VIII.

299 25 8
                                    

Michael od razu do mnie podbiegł. Ukucnął przede mną i zmusił mnie, bym spojrzała mu w oczy.

— Ona tu była — wypaliłam.

— Kto?

Rozejrzałam się. Boże, co ja wyprawiałam. Odpłynęłam w stronę przeszłości i jeszcze dziwiło mnie, że moja matka postanowiła prześladować mnie zza grobu. To jasne, że głupotą było zaglądanie do tej szuflady.

— Nikt — powoli zaczęłam odzyskiwać oddech, a serce zaczynało bić mi normalnym tempem.

— Taia, czegoś mi nie mówisz. Ty... ty zaczęłaś nagle krzyczeć i opadłaś na ziemię. — W jego głosie dało się dosłyszeć szczere zmartwienie.

— Skaleczyłam się różą — wyjaśniłam. Kolec wbił mi się w palec. Taka ze mnie niezdara — zaśmiałam się sztucznie.

— Pokaż.

Wyciągnęłam palec wskazujący na taką odległość, by nie mógł nic zobaczyć i udałam, że coś z niego wyciągałam. Po czym pokazałam mu ponownie, nadal na pewną odległość, palec, by zapewnić go, że już po wszystkim.

— Widzisz, już go nie ma. Ale bolało, strasznie. Okej. Możemy już iść.

Przez krótką chwilę chłopak bacznie mnie obserwował, jakby spodziewał się, że zaraz piękne i rzucę „Okej, okej masz rację, kłamałam". Ale nie ze mną te numery. Nie miałam zamiaru opowiadać mu prawdy, bo nie miałam zamiaru już nigdy otwierać tej szuflady. To był jedyny sposób, żeby te sny, te wspomnienia przestały do mnie napływać. W końcu pamiętałam jeszcze, co stało się z Lucy, która rozpamiętywała swoją przeszłość.

— No już, podaj mi to ramię — zażądałam, wyciągając w jego kierunku rękę, by pomógł mi wstać.
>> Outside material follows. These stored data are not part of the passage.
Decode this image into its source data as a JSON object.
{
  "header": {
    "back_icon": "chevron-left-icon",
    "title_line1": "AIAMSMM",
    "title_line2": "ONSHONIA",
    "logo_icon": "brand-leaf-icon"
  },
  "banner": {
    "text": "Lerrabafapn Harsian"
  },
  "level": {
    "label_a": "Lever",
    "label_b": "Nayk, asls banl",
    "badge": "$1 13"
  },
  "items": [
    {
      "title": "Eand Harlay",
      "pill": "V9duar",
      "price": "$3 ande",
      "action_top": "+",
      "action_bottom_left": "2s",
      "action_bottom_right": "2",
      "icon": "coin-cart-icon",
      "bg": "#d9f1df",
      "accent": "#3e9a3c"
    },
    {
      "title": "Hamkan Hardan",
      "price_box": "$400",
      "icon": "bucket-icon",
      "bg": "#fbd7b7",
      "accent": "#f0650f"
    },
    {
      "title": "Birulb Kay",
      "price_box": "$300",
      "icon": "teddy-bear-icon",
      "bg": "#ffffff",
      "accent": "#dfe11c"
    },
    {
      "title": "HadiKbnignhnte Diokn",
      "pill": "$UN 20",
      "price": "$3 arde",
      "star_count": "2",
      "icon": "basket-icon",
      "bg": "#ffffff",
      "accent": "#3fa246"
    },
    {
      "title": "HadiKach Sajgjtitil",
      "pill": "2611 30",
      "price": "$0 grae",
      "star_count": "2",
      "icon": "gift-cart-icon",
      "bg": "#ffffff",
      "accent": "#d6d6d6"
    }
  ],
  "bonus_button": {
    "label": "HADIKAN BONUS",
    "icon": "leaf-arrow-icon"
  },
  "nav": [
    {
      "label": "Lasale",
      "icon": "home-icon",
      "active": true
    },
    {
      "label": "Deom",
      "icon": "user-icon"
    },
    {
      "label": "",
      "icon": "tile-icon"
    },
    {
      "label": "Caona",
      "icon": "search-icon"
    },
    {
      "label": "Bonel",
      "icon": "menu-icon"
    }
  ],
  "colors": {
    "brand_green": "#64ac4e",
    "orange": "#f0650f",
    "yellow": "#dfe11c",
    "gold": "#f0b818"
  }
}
W dalszej części naszej wędrówki Michael starał się opowiadać mi o jak największej liczbie szczegółów związanych z naszą trasą. Powiedział mi, że naszym aktualnym celem jest przedostać się do dzielnicy Eastlake. Tam będziemy mogli zrobić krótki przystanek, a potem będzie trzeba przejść przez most na drugą stronę miasta. Gdy już to zrobimy, reszta pójdzie jak z płatka.

Nie byłam pewna, dlaczego nagle teraz postanowił mnie w to wszystko wtajemniczyć. Może wolał zająć czymś moje myśli. Może bał się o mnie po tym ataku paniki, jaki przed chwilą miałam.

Tak naprawdę chciałam na niego nawrzeszczeć, że nie jestem jakąś kruchą lalką, którą trzeba się zaopiekować. Jednak za bardzo się obawiałam, że mogłaby z tego wyniknąć jakaś dyskusja, która natomiast mogłaby doprowadzić do tego, że musiałabym wymyślić jakieś kłamstwo na moje zachowanie.

Co bym mogła mu powiedzieć?

Michael, ja po prostu chciałam cię przestraszyć...

Nie, głupie.

Michael, ja grałam. To było aktorstwo. Prawda, że jestem dobra?

Ta, a do tego mam zarąbisty długi nos. Chcesz zobaczyć?

Mogłam też powiedzieć mu prawdę:

Michael, nie wiem co się ze mną ostatnio dzieje. Ciągle wracam myślami do okropnych wspomnień z życia przed zagładą. Zazwyczaj zdarza się to tylko, kiedy śpię, ale dziś było inaczej. Nie wiem co robić...

Nie, Taia, nie bądź taka żałosna. Boże, nie myśl o tym i tyle — poinstruowałam samą siebie.

Dwie godziny później — według zegarka w telefonie Michaela — dotarliśmy do Eastlake. Wyglądało na to, że trafiliśmy na obrzeża miasta. Jedyne co nas otaczało to duża ilość terenów zielonych i autostrada. Jednak kiedy zeszliśmy na moment z głównej trasy, udało nam się dojść do osiedla na, którym mieściły się same jednorodzinne domki i sklepy. Czułam się, jakbyśmy weszli do jakiegoś małego miasteczka, w którym każdy znał swojego sąsiada.